PyPI has the same mechanism via PEP 740. pypa/gh-action-pypi-publish handles the OIDC exchange transparently.

Rust’s crates.io trusted publishing (RFC-led, in rollout as of mid-2025) follows the same pattern; the actions-rs/cargo ecosystem will expose it once stable.

  • deterministic-deps doesn’t enforce this — secrets vs OIDC is a release-flow choice, not a static configuration finding.
  • Alternatives: the cloud-provider-specific OIDC actions (aws-actions/configure-aws-credentials, google-github-actions/auth, azure/login) are the canonical paths. Third-party action wrappers exist but add a layer of trust.
  • Manual: audit your repository secrets. Anything that says *_TOKEN, *_KEY, *_SECRET for a cloud or registry is a candidate for OIDC migration. The pattern is to migrate one at a time and delete the secret afterward — confirming via a release run that the OIDC path works before removing the fallback.
  1. audience mismatch. AWS requires aud: sts.amazonaws.com; GCP requires aud: <workload-identity-pool-uri>; npm Trusted Publishers requires aud: npm:registry.npmjs.org. Setting the wrong one produces an opaque 403; check the action’s docs for the exact expected audience.
  2. Trust policy that’s too broad. A policy that allows repo:your-org/your-repo:* lets ANY workflow in the repo assume the role — including PR-time workflows that should not. Restrict by ref (refs/tags/v*), by environment (environment:production), or by workflow path (job_workflow_ref: claim).
  3. Forgetting id-token: write on the job.

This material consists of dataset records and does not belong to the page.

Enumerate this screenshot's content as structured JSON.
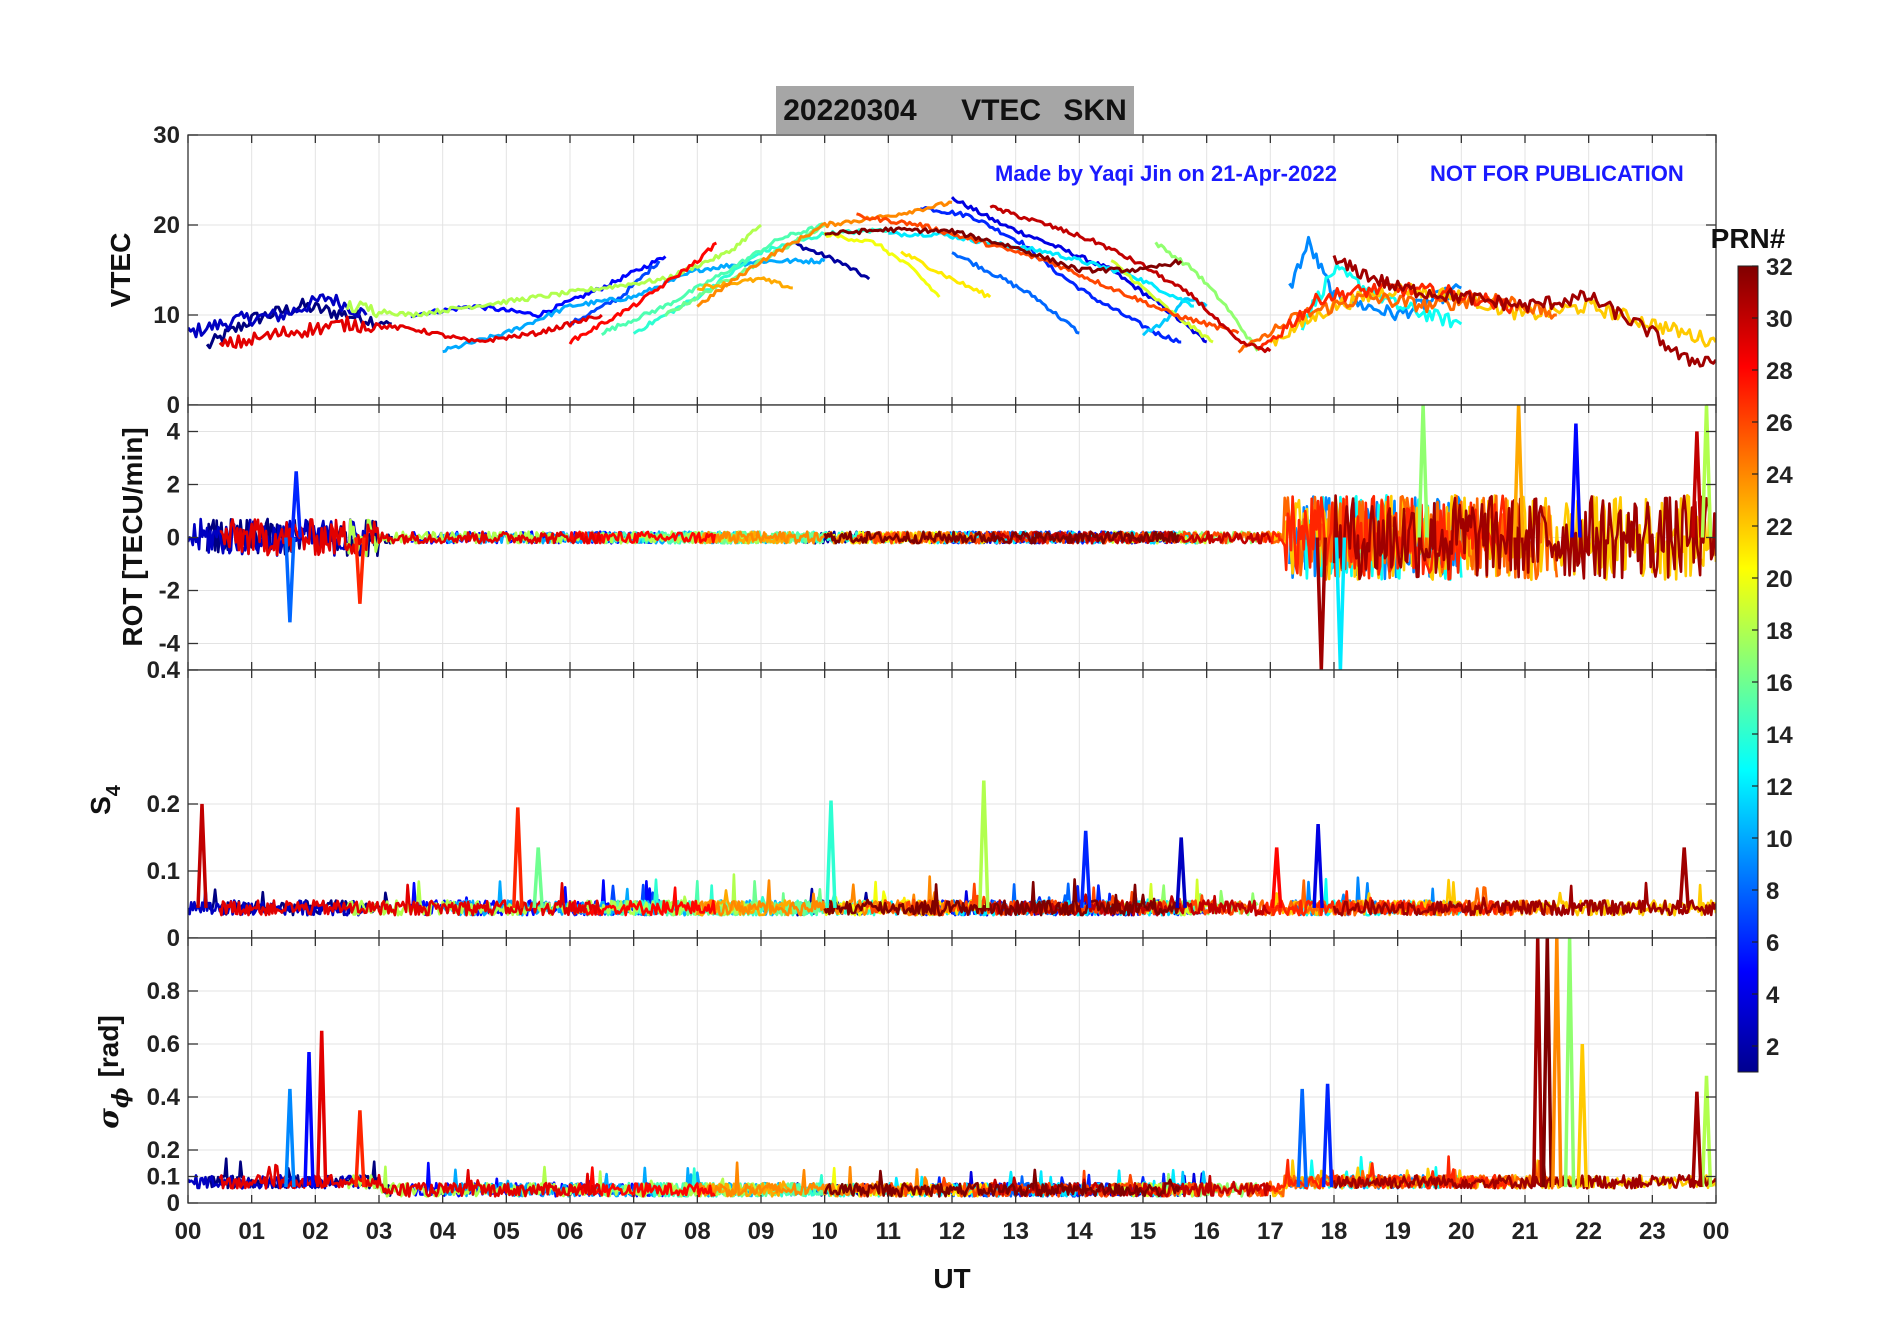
{
  "title": {
    "date": "20220304",
    "quantity": "VTEC",
    "station": "SKN",
    "background": "#a6a6a6"
  },
  "annotations": {
    "credit": "Made by Yaqi Jin on 21-Apr-2022",
    "disclaimer": "NOT FOR PUBLICATION",
    "color": "#1a1aff"
  },
  "colorbar": {
    "title": "PRN#",
    "ticks": [
      2,
      4,
      6,
      8,
      10,
      12,
      14,
      16,
      18,
      20,
      22,
      24,
      26,
      28,
      30,
      32
    ],
    "range": [
      1,
      32
    ],
    "colormap": "jet"
  },
  "chart_data": {
    "type": "line",
    "xlabel": "UT",
    "xlim": [
      0,
      24
    ],
    "x_tick_labels": [
      "00",
      "01",
      "02",
      "03",
      "04",
      "05",
      "06",
      "07",
      "08",
      "09",
      "10",
      "11",
      "12",
      "13",
      "14",
      "15",
      "16",
      "17",
      "18",
      "19",
      "20",
      "21",
      "22",
      "23",
      "00"
    ],
    "grid": true,
    "panels": [
      {
        "id": "vtec",
        "ylabel": "VTEC",
        "ylim": [
          0,
          30
        ],
        "y_ticks": [
          "0",
          "10",
          "20",
          "30"
        ],
        "y_tick_values": [
          0,
          10,
          20,
          30
        ]
      },
      {
        "id": "rot",
        "ylabel": "ROT [TECU/min]",
        "ylim": [
          -5,
          5
        ],
        "y_ticks": [
          "-4",
          "-2",
          "0",
          "2",
          "4"
        ],
        "y_tick_values": [
          -4,
          -2,
          0,
          2,
          4
        ]
      },
      {
        "id": "s4",
        "ylabel_main": "S",
        "ylabel_sub": "4",
        "ylim": [
          0,
          0.4
        ],
        "y_ticks": [
          "0",
          "0.1",
          "0.2",
          "0.4"
        ],
        "y_tick_values": [
          0,
          0.1,
          0.2,
          0.4
        ]
      },
      {
        "id": "sigma",
        "ylabel_main": "σ",
        "ylabel_sub": "ϕ",
        "ylabel_unit": "[rad]",
        "ylim": [
          0,
          1
        ],
        "y_ticks": [
          "0",
          "0.1",
          "0.2",
          "0.4",
          "0.6",
          "0.8"
        ],
        "y_tick_values": [
          0,
          0.1,
          0.2,
          0.4,
          0.6,
          0.8
        ]
      }
    ],
    "series": [
      {
        "prn": 1,
        "vtec": [
          [
            0.3,
            6.5
          ],
          [
            1.0,
            9.5
          ],
          [
            1.8,
            11
          ],
          [
            2.5,
            10
          ],
          [
            3.2,
            9
          ]
        ]
      },
      {
        "prn": 2,
        "vtec": [
          [
            9.5,
            18
          ],
          [
            10.2,
            16
          ],
          [
            10.7,
            14
          ]
        ]
      },
      {
        "prn": 3,
        "vtec": [
          [
            0.0,
            8
          ],
          [
            0.8,
            9.5
          ],
          [
            1.5,
            10
          ],
          [
            2.2,
            12
          ],
          [
            2.8,
            10
          ]
        ]
      },
      {
        "prn": 4,
        "vtec": [
          [
            12.0,
            23
          ],
          [
            12.8,
            20
          ],
          [
            13.5,
            18
          ],
          [
            14.5,
            15
          ],
          [
            15.3,
            11
          ],
          [
            16.0,
            7
          ]
        ]
      },
      {
        "prn": 5,
        "vtec": [
          [
            3.5,
            10
          ],
          [
            4.5,
            11
          ],
          [
            5.5,
            10
          ],
          [
            6.5,
            13
          ],
          [
            7.5,
            16.5
          ]
        ]
      },
      {
        "prn": 6,
        "vtec": [
          [
            11.5,
            22
          ],
          [
            12.3,
            21
          ],
          [
            13.1,
            18
          ],
          [
            13.6,
            15
          ],
          [
            14.2,
            12
          ],
          [
            15.2,
            8
          ],
          [
            15.6,
            7
          ]
        ]
      },
      {
        "prn": 7,
        "vtec": [
          [
            6.0,
            9
          ],
          [
            6.8,
            12
          ],
          [
            7.4,
            16
          ]
        ]
      },
      {
        "prn": 8,
        "vtec": [
          [
            12.0,
            17
          ],
          [
            12.8,
            14
          ],
          [
            13.3,
            12
          ],
          [
            14.0,
            8
          ]
        ]
      },
      {
        "prn": 9,
        "vtec": [
          [
            17.3,
            13
          ],
          [
            17.6,
            18
          ],
          [
            18.0,
            12
          ],
          [
            19.0,
            10
          ],
          [
            20.0,
            13
          ]
        ]
      },
      {
        "prn": 10,
        "vtec": [
          [
            4.0,
            6
          ],
          [
            5.0,
            8
          ],
          [
            6.0,
            11
          ],
          [
            7.0,
            12
          ],
          [
            8.0,
            15
          ],
          [
            9.0,
            16
          ],
          [
            10.0,
            16
          ]
        ]
      },
      {
        "prn": 11,
        "vtec": [
          [
            15.0,
            8
          ],
          [
            15.3,
            9
          ],
          [
            15.7,
            12
          ],
          [
            16.0,
            11
          ]
        ]
      },
      {
        "prn": 12,
        "vtec": [
          [
            11.0,
            19
          ],
          [
            11.8,
            19
          ],
          [
            12.6,
            18
          ],
          [
            13.5,
            17
          ],
          [
            14.8,
            14.5
          ],
          [
            15.8,
            11
          ]
        ]
      },
      {
        "prn": 13,
        "vtec": [
          [
            17.5,
            9
          ],
          [
            18.0,
            15
          ],
          [
            19.0,
            11
          ],
          [
            20.0,
            9
          ]
        ]
      },
      {
        "prn": 14,
        "vtec": [
          [
            7.0,
            8
          ],
          [
            8.0,
            12
          ],
          [
            9.0,
            17
          ],
          [
            10.0,
            19
          ],
          [
            11.0,
            19.5
          ]
        ]
      },
      {
        "prn": 15,
        "vtec": [
          [
            6.5,
            8
          ],
          [
            7.5,
            11
          ],
          [
            8.5,
            15
          ],
          [
            9.3,
            18.5
          ],
          [
            10.0,
            20
          ]
        ]
      },
      {
        "prn": 16,
        "vtec": [
          [
            7.5,
            10
          ],
          [
            8.5,
            14
          ],
          [
            9.5,
            18
          ],
          [
            10.0,
            20
          ]
        ]
      },
      {
        "prn": 17,
        "vtec": [
          [
            15.2,
            18
          ],
          [
            15.8,
            15
          ],
          [
            16.3,
            11
          ],
          [
            16.8,
            6
          ]
        ]
      },
      {
        "prn": 18,
        "vtec": [
          [
            2.5,
            11
          ],
          [
            3.5,
            10
          ],
          [
            4.5,
            11
          ],
          [
            5.5,
            12
          ],
          [
            6.5,
            13
          ],
          [
            7.5,
            14
          ],
          [
            8.5,
            17
          ],
          [
            9.0,
            20
          ]
        ]
      },
      {
        "prn": 19,
        "vtec": [
          [
            14.5,
            16
          ],
          [
            15.0,
            13
          ],
          [
            15.5,
            10
          ],
          [
            16.1,
            7
          ]
        ]
      },
      {
        "prn": 20,
        "vtec": [
          [
            10.0,
            19
          ],
          [
            10.8,
            18
          ],
          [
            11.4,
            15
          ],
          [
            11.8,
            12
          ]
        ]
      },
      {
        "prn": 21,
        "vtec": [
          [
            11.2,
            17
          ],
          [
            12.0,
            14
          ],
          [
            12.6,
            12
          ]
        ]
      },
      {
        "prn": 22,
        "vtec": [
          [
            17.0,
            7
          ],
          [
            18.0,
            11
          ],
          [
            19.0,
            13
          ],
          [
            20.0,
            12
          ],
          [
            21.0,
            10
          ],
          [
            22.0,
            11
          ],
          [
            23.0,
            9
          ],
          [
            24.0,
            7
          ]
        ]
      },
      {
        "prn": 23,
        "vtec": [
          [
            8.0,
            13
          ],
          [
            9.0,
            14
          ],
          [
            9.5,
            13
          ]
        ]
      },
      {
        "prn": 24,
        "vtec": [
          [
            8.0,
            11
          ],
          [
            9.0,
            16
          ],
          [
            10.0,
            20
          ],
          [
            11.0,
            21
          ],
          [
            12.0,
            22.5
          ]
        ]
      },
      {
        "prn": 25,
        "vtec": [
          [
            16.5,
            6
          ],
          [
            17.5,
            10
          ],
          [
            18.5,
            12
          ],
          [
            19.5,
            11
          ],
          [
            20.5,
            12
          ],
          [
            21.5,
            10
          ]
        ]
      },
      {
        "prn": 26,
        "vtec": [
          [
            10.5,
            21
          ],
          [
            11.5,
            20
          ],
          [
            12.5,
            18
          ],
          [
            13.5,
            16
          ],
          [
            14.5,
            13
          ],
          [
            15.5,
            10
          ],
          [
            16.5,
            8
          ]
        ]
      },
      {
        "prn": 27,
        "vtec": [
          [
            16.8,
            6
          ],
          [
            17.8,
            12
          ],
          [
            18.8,
            13
          ],
          [
            19.8,
            12.5
          ],
          [
            20.8,
            11
          ]
        ]
      },
      {
        "prn": 28,
        "vtec": [
          [
            6.0,
            7
          ],
          [
            7.0,
            11
          ],
          [
            8.0,
            16
          ],
          [
            8.3,
            18
          ]
        ]
      },
      {
        "prn": 29,
        "vtec": [
          [
            0.5,
            6.5
          ],
          [
            1.5,
            8
          ],
          [
            2.5,
            9
          ],
          [
            3.5,
            8.5
          ],
          [
            4.5,
            7
          ],
          [
            5.5,
            8
          ],
          [
            6.5,
            10
          ]
        ]
      },
      {
        "prn": 30,
        "vtec": [
          [
            12.6,
            22
          ],
          [
            13.5,
            20
          ],
          [
            14.3,
            18
          ],
          [
            15.0,
            15.5
          ],
          [
            15.8,
            12
          ],
          [
            16.5,
            7
          ],
          [
            17.0,
            6
          ]
        ]
      },
      {
        "prn": 31,
        "vtec": [
          [
            18.0,
            16
          ],
          [
            19.0,
            13
          ],
          [
            20.0,
            12
          ],
          [
            21.0,
            11
          ],
          [
            22.0,
            12
          ],
          [
            23.0,
            8
          ],
          [
            23.5,
            5
          ],
          [
            24.0,
            5
          ]
        ]
      },
      {
        "prn": 32,
        "vtec": [
          [
            10.0,
            19
          ],
          [
            11.0,
            19.5
          ],
          [
            12.0,
            19.3
          ],
          [
            13.0,
            17.5
          ],
          [
            14.0,
            15
          ],
          [
            15.0,
            15
          ],
          [
            15.6,
            16
          ]
        ]
      }
    ],
    "vtec_spans_note": "",
    "s4_spikes": [
      {
        "prn": 30,
        "t": 0.22,
        "v": 0.2
      },
      {
        "prn": 27,
        "t": 5.18,
        "v": 0.195
      },
      {
        "prn": 16,
        "t": 5.5,
        "v": 0.135
      },
      {
        "prn": 14,
        "t": 10.1,
        "v": 0.205
      },
      {
        "prn": 18,
        "t": 12.5,
        "v": 0.235
      },
      {
        "prn": 6,
        "t": 14.1,
        "v": 0.16
      },
      {
        "prn": 3,
        "t": 15.6,
        "v": 0.15
      },
      {
        "prn": 28,
        "t": 17.1,
        "v": 0.135
      },
      {
        "prn": 4,
        "t": 17.75,
        "v": 0.17
      },
      {
        "prn": 31,
        "t": 23.5,
        "v": 0.135
      }
    ],
    "sigma_spikes": [
      {
        "prn": 9,
        "t": 1.6,
        "v": 0.43
      },
      {
        "prn": 5,
        "t": 1.9,
        "v": 0.57
      },
      {
        "prn": 29,
        "t": 2.1,
        "v": 0.65
      },
      {
        "prn": 27,
        "t": 2.7,
        "v": 0.35
      },
      {
        "prn": 8,
        "t": 17.5,
        "v": 0.43
      },
      {
        "prn": 6,
        "t": 17.9,
        "v": 0.45
      },
      {
        "prn": 31,
        "t": 21.2,
        "v": 1.0
      },
      {
        "prn": 32,
        "t": 21.35,
        "v": 1.0
      },
      {
        "prn": 24,
        "t": 21.5,
        "v": 1.0
      },
      {
        "prn": 17,
        "t": 21.7,
        "v": 1.0
      },
      {
        "prn": 22,
        "t": 21.9,
        "v": 0.6
      },
      {
        "prn": 18,
        "t": 23.85,
        "v": 0.48
      },
      {
        "prn": 31,
        "t": 23.7,
        "v": 0.42
      }
    ],
    "rot_spikes": [
      {
        "prn": 8,
        "t": 1.6,
        "v": -3.2
      },
      {
        "prn": 6,
        "t": 1.7,
        "v": 2.5
      },
      {
        "prn": 27,
        "t": 2.7,
        "v": -2.5
      },
      {
        "prn": 31,
        "t": 17.8,
        "v": -5.0
      },
      {
        "prn": 12,
        "t": 18.1,
        "v": -5.0
      },
      {
        "prn": 17,
        "t": 19.4,
        "v": 5.0
      },
      {
        "prn": 23,
        "t": 20.9,
        "v": 5.0
      },
      {
        "prn": 5,
        "t": 21.8,
        "v": 4.3
      },
      {
        "prn": 30,
        "t": 23.7,
        "v": 4.0
      },
      {
        "prn": 18,
        "t": 23.85,
        "v": 5.0
      }
    ]
  }
}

Without it, the OIDC token endpoint returns nothing and the federation action fails with “no token available.”
  4. Mixing OIDC and long-lived secrets in the same flow. A release workflow that uses OIDC for the push but NPM_TOKEN for the publish leaves the high-value secret in place; an attacker who compromises the publish step has the token. Migrate the entire critical path.
  5. PR-time workflows running against OIDC-protected roles. PR workflows for forks don’t have OIDC access (the token is downgraded). Either gate OIDC-using jobs on if: github.event_name != 'pull_request', or design the trust policy so PR workflows can’t satisfy it.

No public Ozark-Security-Labs project currently federates to a cloud provider via OIDC — the org’s release pipelines today are entirely GitHub-internal (Releases, Marketplace, GitHub Packages). For a strong external example, see aws-actions/configure-aws-credentials’s README, which walks through the AWS-side trust policy and the workflow-side configuration end to end. Adding OIDC to a future OSL release flow that pushes outside GitHub is the natural next step; the id-token: write permissions across SessionScope, AuthMap, and deterministic-deps’ security workflows already exist for SLSA + sigstore, so the cost is the trust policy on the cloud side.